Dissertation defense next Wednesday

Ph.D. dissertation defense
Ph.D. dissertation defense

Wei Sun's Ph.D. dissertation defense, "Automated Testing Of Network Protocol Implementations Under Packet Dynamics," will be next Wednesday, Nov. 22 at 10 a.m. in room 112 of the Schorr Center.

Committee Members: Dr. Lisong Xu (Advisor) and Dr. Sebastian Elbaum (Co-Advisor)
Dr. Massimiliano Pierobon and Dr. Wei Qiao

Abstract:
Network protocols are an essential component of the Internet, and they must be implemented correctly. However, the implementations of network protocols are difficult to test, especially under the large space of potential behaviors introduced by packet dynamics. This is because there are a prohibitively large number of packet dynamics possibilities, and many faults are revealed only in low-probability corner cases, such as those with a specific packet delay, packet ordering, packet loss, or with a certain number of packets. 

In this effort, we first propose a symbolic execution approach that leverages an advanced technique from the software engineering community called symbolic execution to find the equivalence classes of packet dynamics that lead to exactly the same behavior, in order to efficiently check the large space of potential behaviors introduced by packet dynamics. Our proposed symbolic execution approach avoids redundantly testing equivalent behaviors, and instead spends testing resources on packet dynamics that lead to distinct and potentially buggy behaviors. Our experiments show that the symbolic execution approach can achieve significantly higher packet dynamics coverage than the commonly used random testing approach. However, the symbolic execution approach does not scale well due to the path explosion problem. To address this issue, we propose two unique domain-specific heuristics driven by network protocol properties instead of general code properties, in order to improve the cost-effectiveness of the symbolic execution approach. Our experiment results show that our proposed domain-specific heuristics significantly improve the cost-effectiveness of the symbolic execution approach for transport protocols, detecting three times as many faults as the one without the heuristics when the testing budget is in the range of minutes and hours. 

Considering that random testing is widely used in the industry, due to its simplicity and low cost, to better understand and improve current random testing in the context of packet dynamics, we conduct an extensive study on the fault-detection capabilities of different models of random packet dynamics. We find that different models have quite different fault-detection capabilities and some limitations exist in the common realistic models.
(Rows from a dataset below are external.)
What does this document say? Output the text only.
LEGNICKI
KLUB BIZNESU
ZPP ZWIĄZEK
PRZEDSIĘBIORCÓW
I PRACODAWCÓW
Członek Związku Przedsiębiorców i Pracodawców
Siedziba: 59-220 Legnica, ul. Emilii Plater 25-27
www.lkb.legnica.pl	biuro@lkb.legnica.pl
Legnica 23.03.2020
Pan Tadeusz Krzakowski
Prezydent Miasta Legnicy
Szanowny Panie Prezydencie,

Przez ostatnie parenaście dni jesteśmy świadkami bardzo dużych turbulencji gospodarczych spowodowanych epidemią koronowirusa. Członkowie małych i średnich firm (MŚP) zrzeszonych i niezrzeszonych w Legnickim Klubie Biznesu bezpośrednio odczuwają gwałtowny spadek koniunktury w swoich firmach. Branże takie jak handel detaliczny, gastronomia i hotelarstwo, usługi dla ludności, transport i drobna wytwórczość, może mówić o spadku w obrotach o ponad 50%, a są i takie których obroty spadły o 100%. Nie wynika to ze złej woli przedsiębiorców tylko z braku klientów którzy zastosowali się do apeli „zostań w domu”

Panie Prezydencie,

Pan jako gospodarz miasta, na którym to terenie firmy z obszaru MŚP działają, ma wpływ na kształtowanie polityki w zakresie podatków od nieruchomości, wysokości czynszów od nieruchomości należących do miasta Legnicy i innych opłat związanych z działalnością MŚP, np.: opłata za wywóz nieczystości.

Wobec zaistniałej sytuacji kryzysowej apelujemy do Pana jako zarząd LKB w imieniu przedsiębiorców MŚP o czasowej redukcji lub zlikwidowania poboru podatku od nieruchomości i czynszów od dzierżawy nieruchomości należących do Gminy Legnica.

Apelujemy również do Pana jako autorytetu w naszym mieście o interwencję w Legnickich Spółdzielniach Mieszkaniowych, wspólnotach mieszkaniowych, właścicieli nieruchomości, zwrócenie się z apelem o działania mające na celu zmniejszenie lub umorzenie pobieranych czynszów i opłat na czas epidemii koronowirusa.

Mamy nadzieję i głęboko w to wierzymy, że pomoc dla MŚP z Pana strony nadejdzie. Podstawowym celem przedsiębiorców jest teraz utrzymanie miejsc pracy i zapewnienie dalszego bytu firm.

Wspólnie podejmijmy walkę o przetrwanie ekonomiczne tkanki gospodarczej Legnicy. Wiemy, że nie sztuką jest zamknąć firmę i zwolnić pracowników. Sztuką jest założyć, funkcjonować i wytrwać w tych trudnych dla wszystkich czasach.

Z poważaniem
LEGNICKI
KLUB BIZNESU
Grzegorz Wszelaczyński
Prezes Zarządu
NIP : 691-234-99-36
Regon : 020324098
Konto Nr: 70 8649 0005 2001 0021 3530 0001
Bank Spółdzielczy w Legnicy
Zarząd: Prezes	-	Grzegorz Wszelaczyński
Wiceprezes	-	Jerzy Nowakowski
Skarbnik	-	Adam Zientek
Our study recommends the inclusion of some unlikely models when testing the correctness of protocol implementations as they may help to quickly detect the otherwise hard-to-detect and potentially consequential faults.

The last contribution of this research is to improve current TCP congestion control testing. Current common testing practices on congestion control algorithms are inefficient in detecting potential issues due to the prohibitively large space of network environments. To solve the challenge, we propose an automated and efficient approach based on feedback-directed random testing, called ACT. For a congestion control algorithm, ACT automatically tests the algorithm without requiring expert knowledge as manual testing, and efficiently tests different algorithm behaviors as directed by the algorithm state space. Our Linux experiments show that ACT can test much more different congestion control algorithm behaviors than both traditional manual testing and undirected random parameter selection. Additionally, we propose a novel scalable testing method, called SCCT. Different from ACT that randomly tests the whole TCP system and looks for congestion control related faults in any part of TCP, SCCT systematically tests only the code of a congestion control algorithm and looks for the faults only in the congestion control part of TCP. Impressively, both ACT and SCCT successfully detect multiple faults in Linux congestion control algorithms that have not been reported before. The Linux kernel developers have already fixed some faults based on our findings.